Some known macro trojans are WordTrojan/FormatC, WordTrojan/Blast and
WordTrojan/WeideroffnenC. F-PROT does not attempt to search for macro
trojans and we have no plans to add support for them.
Protecting yourself against macro viruses
There is a generic way to protect your Word against currently known macro
viruses except WordMacro/Colors. Select the command Macro from the Tools
menu and create a new macro called "AutoExec". Write the following commands
to the macro and save it:
Sub MAIN
DisableAutoMacros
MsgBox "AutoMacros are now turned off.", "Virus protection", 64
End Sub
This macro will be executed automatically when Word starts. It will disable
the feature which Concept, DMV and Nuclear use to attack the system.

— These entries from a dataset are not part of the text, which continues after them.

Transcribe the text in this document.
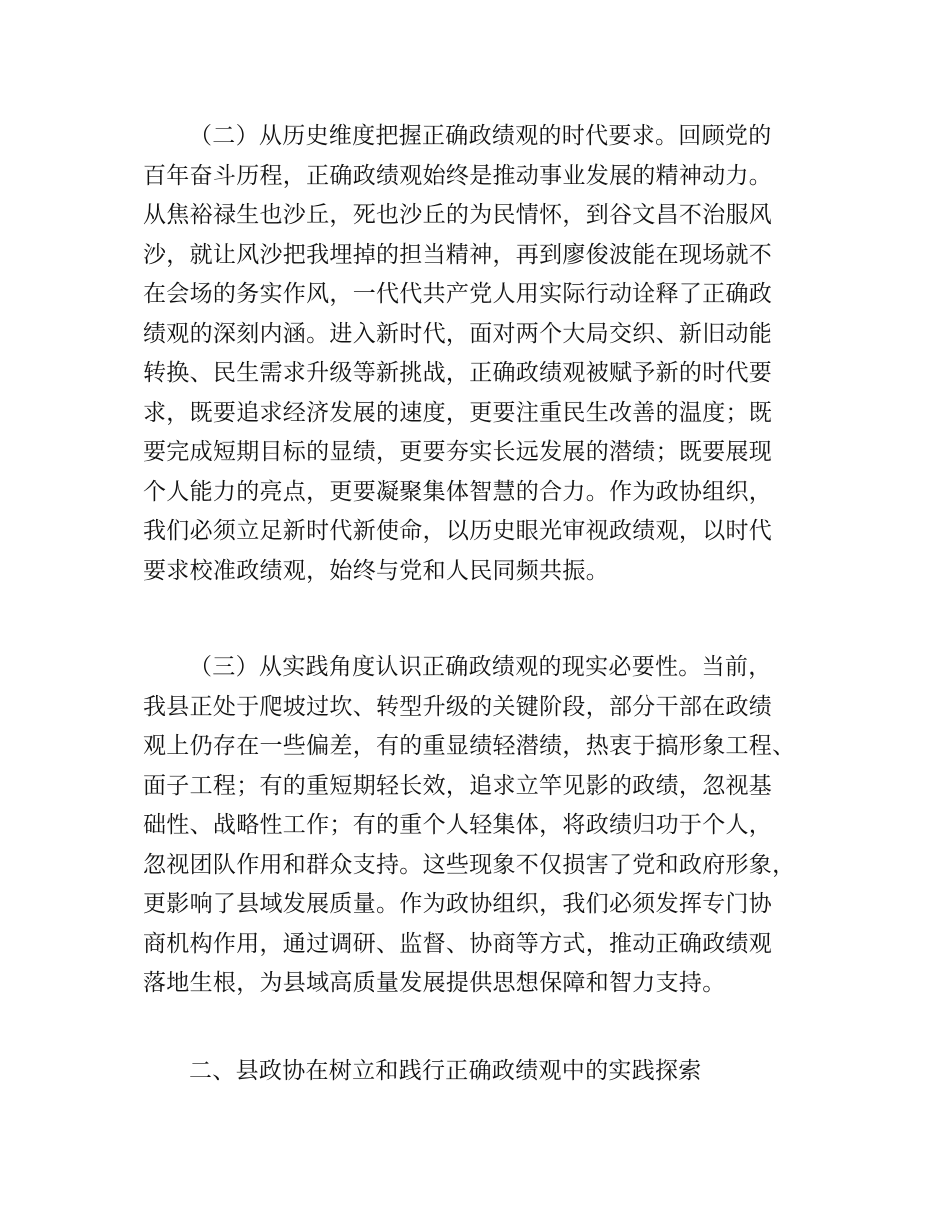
（二）从历史维度把握正确政绩观的时代要求。回顾党的
百年奋斗历程，正确政绩观始终是推动事业发展的精神动力。
从焦裕禄生也沙丘，死也沙丘的为民情怀，到谷文昌不治服风
沙，就让风沙把我埋掉的担当精神，再到廖俊波能在现场就不
在会场的务实作风，一代代共产党人用实际行动诠释了正确政
绩观的深刻内涵。进入新时代，面对两个大局交织、新旧动能
转换、民生需求升级等新挑战，正确政绩观被赋予新的时代要
求，既要追求经济发展的速度，更要注重民生改善的温度；既
要完成短期目标的显绩，更要夯实长远发展的潜绩；既要展现
个人能力的亮点，更要凝聚集体智慧的合力。作为政协组织，
我们必须立足新时代新使命，以历史眼光审视政绩观，以时代
要求校准政绩观，始终与党和人民同频共振。
（三）从实践角度认识正确政绩观的现实必要性。当前，
我县正处于爬坡过坎、转型升级的关键阶段，部分干部在政绩
观上仍存在一些偏差，有的重显绩轻潜绩，热衷于搞形象工程、
面子工程；有的重短期轻长效，追求立竿见影的政绩，忽视基
础性、战略性工作；有的重个人轻集体，将政绩归功于个人，
忽视团队作用和群众支持。这些现象不仅损害了党和政府形象，
更影响了县域发展质量。作为政协组织，我们必须发挥专门协
商机构作用，通过调研、监督、协商等方式，推动正确政绩观
落地生根，为县域高质量发展提供思想保障和智力支持。

二、县政协在树立和践行正确政绩观中的实践探索
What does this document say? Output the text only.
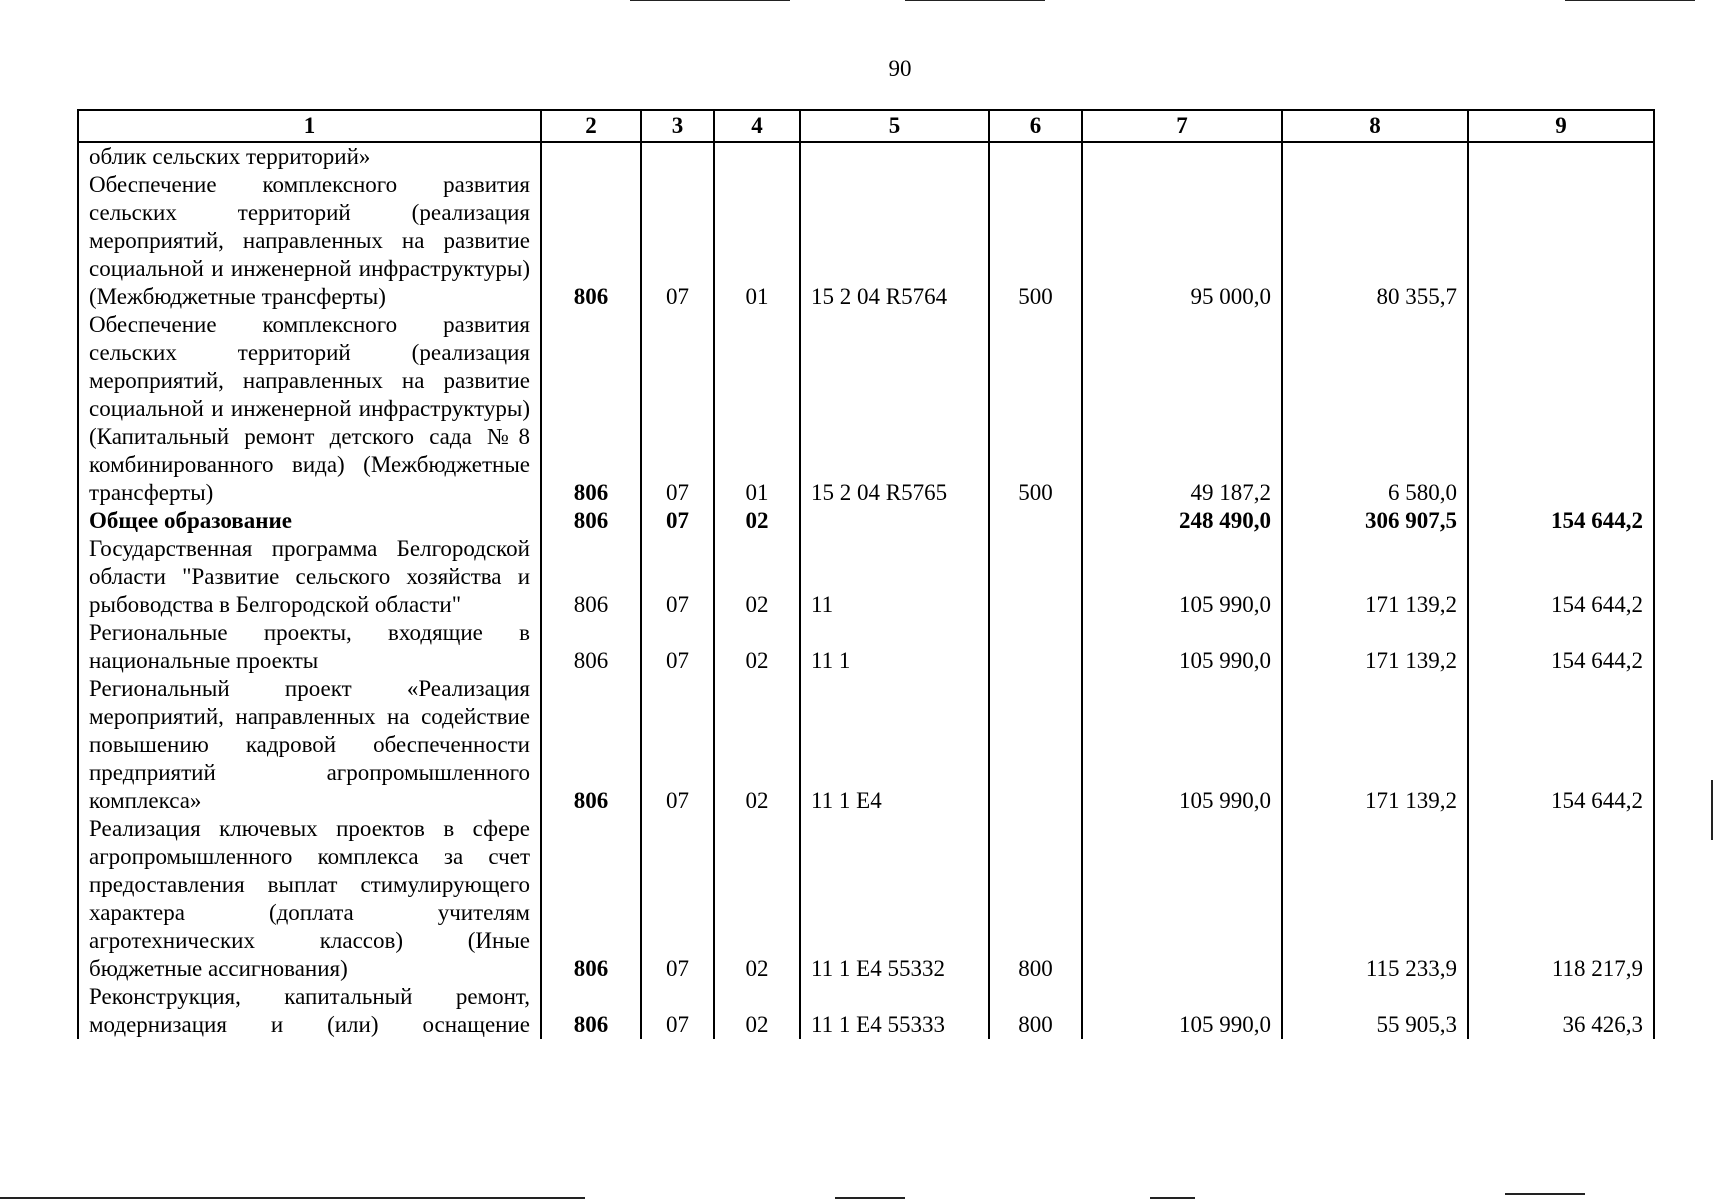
90
1	2	3	4	5	6	7	8	9
облик сельских территорий»								
Обеспечение комплексного развития сельских территорий (реализация мероприятий, направленных на развитие социальной и инженерной инфраструктуры) (Межбюджетные трансферты)	806	07	01	15 2 04 R5764	500	95 000,0	80 355,7	
Обеспечение комплексного развития сельских территорий (реализация мероприятий, направленных на развитие социальной и инженерной инфраструктуры) (Капитальный ремонт детского сада №8 комбинированного вида) (Межбюджетные трансферты)	806	07	01	15 2 04 R5765	500	49 187,2	6 580,0	
Общее образование	806	07	02			248 490,0	306 907,5	154 644,2
Государственная программа Белгородской области "Развитие сельского хозяйства и рыбоводства в Белгородской области"	806	07	02	11		105 990,0	171 139,2	154 644,2
Региональные проекты, входящие в национальные проекты	806	07	02	11 1		105 990,0	171 139,2	154 644,2
Региональный проект «Реализация мероприятий, направленных на содействие повышению кадровой обеспеченности предприятий агропромышленного комплекса»	806	07	02	11 1 E4		105 990,0	171 139,2	154 644,2
Реализация ключевых проектов в сфере агропромышленного комплекса за счет предоставления выплат стимулирующего характера (доплата учителям агротехнических классов) (Иные бюджетные ассигнования)	806	07	02	11 1 E4 55332	800		115 233,9	118 217,9
Реконструкция, капитальный ремонт, модернизация и (или) оснащение	806	07	02	11 1 E4 55333	800	105 990,0	55 905,3	36 426,3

However, there are ways to create future macro viruses that are able to
bypass such protection.
Currently known Word macro viruses are not able to infect certain
nationalized versions on Word. In these programs, the macro language
commands have been translated to the national language, and therefore
macros created with the English version of Word will not work. Since these
viruses consists of macros, they will be unable to function.